Good communication can be ensured through confirmation for correct understanding of the person communicated. Correct understanding requires comprehension of the communication context, because the same word can have different meanings depending on the context. For example, the meaning of the word “operation” differs in business, military, and medical situations. Context includes the culture of the person and the common knowledge in the industry or environment of the topic, among others.
Risk of miscommunication rises when thoughts are implied or the context of the discussion is not understood well. The communicator may also make mistaken assumptions about the listener, such as on the background knowledge on the subject, personal values, or attitude in the communication, and speak in ways that are difficult to interpret. On the listener side, the person may not be fully engaged in the conversation if the subject is not important or the subject is boring. In another case, the listener may be waiting for the other person to say specific key words. This case includes the situation where the listener is searching for a solution to a problem for which the listener has a preferred or a predetermined solution. In this case, all other information may be disregarded and the target information may be misinterpreted in the process.

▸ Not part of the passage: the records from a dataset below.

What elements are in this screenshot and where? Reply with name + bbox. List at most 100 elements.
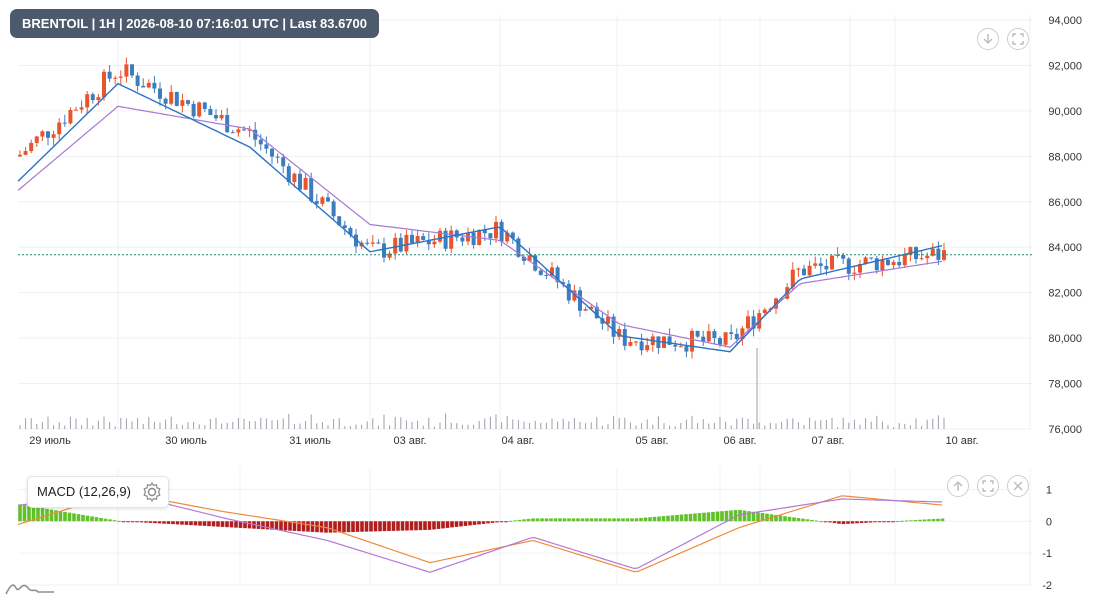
candle-body (589, 306, 594, 310)
macd-histogram-bar (940, 518, 945, 522)
macd-histogram-bar (247, 521, 252, 529)
macd-histogram-bar (238, 521, 243, 528)
candle-body (68, 110, 73, 124)
candle-body (432, 241, 437, 245)
candle-body (729, 332, 734, 334)
macd-histogram-bar (828, 521, 832, 523)
macd-histogram-bar (702, 512, 706, 522)
candle-body (645, 345, 650, 351)
candle-body (208, 109, 213, 116)
candle-body (863, 257, 868, 265)
candle-body (46, 131, 50, 138)
macd-histogram-bar (85, 515, 90, 522)
candle-body (684, 346, 689, 352)
x-tick-label: 06 авг. (724, 435, 757, 447)
candle-body (113, 77, 118, 79)
macd-histogram-bar (31, 506, 36, 522)
macd-histogram-bar (526, 518, 531, 522)
candle-body (807, 265, 812, 276)
candle-body (29, 142, 34, 152)
candle-body (471, 232, 476, 246)
macd-histogram-bar (918, 519, 922, 522)
fullscreen-icon[interactable] (1007, 28, 1029, 50)
macd-histogram-bar (738, 509, 742, 522)
macd-histogram-bar (58, 511, 63, 522)
macd-histogram-bar (400, 521, 405, 531)
candle-body (544, 274, 549, 276)
macd-histogram-bar (684, 514, 688, 522)
macd-histogram-bar (414, 521, 418, 531)
macd-histogram-bar (562, 518, 567, 522)
macd-indicator-label[interactable]: MACD (12,26,9) (27, 476, 169, 508)
gear-icon[interactable] (140, 480, 164, 504)
candle-body (348, 227, 353, 235)
macd-histogram-bar (742, 510, 747, 522)
symbol-header-text: BRENTOIL | 1H | 2026-08-10 07:16:01 UTC … (22, 16, 367, 31)
macd-histogram-bar (36, 507, 40, 522)
macd-histogram-bar (783, 516, 787, 522)
x-tick-label: 29 июль (29, 435, 71, 447)
macd-histogram-bar (891, 521, 895, 523)
macd-histogram-bar (108, 519, 112, 522)
candle-body (555, 267, 560, 283)
macd-histogram-bar (216, 521, 220, 527)
candle-body (415, 236, 420, 244)
macd-histogram (18, 504, 945, 533)
macd-histogram-bar (711, 511, 715, 522)
macd-histogram-bar (337, 521, 342, 533)
macd-histogram-bar (22, 505, 27, 522)
candle-body (79, 107, 84, 110)
move-up-icon[interactable] (947, 475, 969, 497)
macd-histogram-bar (720, 511, 724, 522)
macd-histogram-bar (733, 510, 738, 522)
macd-histogram-bar (463, 521, 468, 526)
candle-body (152, 82, 157, 89)
macd-histogram-bar (913, 520, 918, 522)
candle-body (393, 237, 398, 254)
candle-body (74, 109, 78, 111)
macd-histogram-bar (364, 521, 369, 532)
candle-body (583, 309, 588, 311)
candle-body (449, 230, 454, 249)
candle-body (701, 336, 706, 342)
candle-body (303, 177, 308, 190)
macd-histogram-bar (508, 520, 513, 522)
candle-body (594, 306, 599, 319)
macd-histogram-bar (634, 518, 639, 522)
macd-histogram-bar (517, 519, 522, 522)
x-tick-label: 31 июль (289, 435, 331, 447)
macd-histogram-bar (868, 521, 873, 523)
macd-histogram-bar (81, 514, 85, 522)
macd-histogram-bar (112, 520, 117, 522)
macd-histogram-bar (877, 521, 882, 523)
candle-body (510, 232, 515, 239)
candle-body (538, 270, 543, 275)
macd-histogram-bar (99, 517, 103, 522)
y-tick-label: 88,000 (1048, 151, 1082, 163)
candle-body (387, 253, 392, 258)
candle-body (331, 201, 336, 217)
candle-body (533, 255, 538, 271)
macd-histogram-bar (67, 512, 72, 522)
scroll-down-icon[interactable] (977, 28, 999, 50)
candle-body (841, 254, 846, 259)
macd-histogram-bar (130, 521, 135, 523)
candle-body (818, 263, 823, 266)
candle-body (57, 122, 62, 135)
candle-body (656, 336, 661, 349)
macd-histogram-bar (697, 513, 702, 522)
macd-histogram-bar (580, 518, 585, 522)
y-tick-label: 86,000 (1048, 197, 1082, 209)
macd-histogram-bar (598, 518, 603, 522)
macd-histogram-bar (373, 521, 378, 532)
macd-histogram-bar (846, 521, 850, 524)
panel-maximize-icon[interactable] (977, 475, 999, 497)
macd-histogram-bar (306, 521, 310, 532)
macd-histogram-bar (904, 520, 909, 522)
candle-body (158, 88, 162, 99)
candle-body (606, 316, 610, 324)
close-icon[interactable] (1007, 475, 1029, 497)
candle-body (298, 173, 302, 190)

In yet another special case, the listener may not be able or allowed to ask questions if doing so may be considered inappropriate or impossible, in the setting.
People use different tactics and select information to communicate and to withhold. While normal conversation can proceed without full understanding of the contents, critical information, such as information required for making decisions with significant consequences, should be understood correctly. In this sense, the manner and the language of communication matter.